Re: Joyce Carol Oates - Varis

Kitabın aslında o şekildedir adı. Sanırım buradaki şeklini değiştirmek istenememiştir.


Re: Joyce Carol Oates - Varis

Cihan Başbuğ dedi ki:
Öykünün adı yazılırken inceltme işareti kullanılması gerekmez miydi? Bu gibi karışabilme hallerinde bu işaretin kullanılması gerektiğini söylüyor TDK. Ben de başta ayakta çıkan varis olarak düşünmüştüm:)

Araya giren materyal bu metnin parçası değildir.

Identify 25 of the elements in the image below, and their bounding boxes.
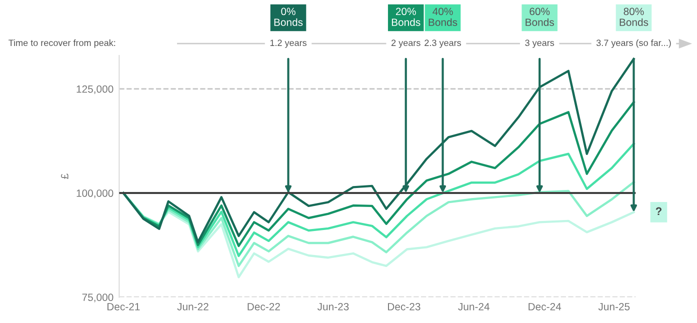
text: 80% Bonds xyxy=(620,8,648,26)
x-tick-label: Dec-23 xyxy=(388,302,420,310)
x-tick-label: Dec-24 xyxy=(528,302,562,310)
annotation: 3 years xyxy=(525,40,554,48)
y-axis-title: £ xyxy=(60,174,68,179)
x-tick-label: Dec-22 xyxy=(248,302,280,310)
y-tick-label: 75,000 xyxy=(82,294,114,302)
x-tick-label: Jun-23 xyxy=(317,302,349,310)
text: 0% Bonds xyxy=(274,8,303,26)
annotation: 2 years xyxy=(392,40,420,48)
annotation: 2.3 years xyxy=(424,40,461,48)
text: Time to recover from peak: xyxy=(8,39,116,48)
annotation: ? xyxy=(656,207,662,216)
y-tick-label: 125,000 xyxy=(76,85,114,94)
x-tick-label: Jun-22 xyxy=(177,302,208,310)
line-series xyxy=(122,58,635,244)
x-tick-label: Jun-25 xyxy=(598,302,630,310)
text: 40% Bonds xyxy=(428,8,458,26)
x-tick-label: Jun-24 xyxy=(458,302,490,310)
text: 20% Bonds xyxy=(392,8,420,26)
annotation: 3.7 years (so far...) xyxy=(596,39,671,48)
y-tick-label: 100,000 xyxy=(76,190,114,198)
annotation: 1.2 years xyxy=(270,40,307,48)
text: 60% Bonds xyxy=(526,8,554,26)
x-tick-label: Dec-21 xyxy=(107,302,140,310)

Evet, çevirmenlerin tercihi.


Re: Joyce Carol Oates - Varis

"Sonra da tüm oksijenini tükettiğimden yakınmaya başladı, işi
bitmiş akciğerleriyle bu tükenmiş haldeyken domuz gibi sağlam biriyle nasıl rekabet
edebilirdi ki?"

Mehmet Sürücü:

""
olumlu-olumsuz, iyi-kötü yakıştırmaları ötesinde doğal bir olgu gibi aldığımızda aradaki ilişkiyi-bağıntı demek daha mı doğru?- "iktidar" kavramının pek bir yeri olmuyor gibi. "dönüşüm" "devretme" gibi bir şey...

Bir devretme var tabii ki. Bu sancılı bir devir.İlşikide karşıtlık var.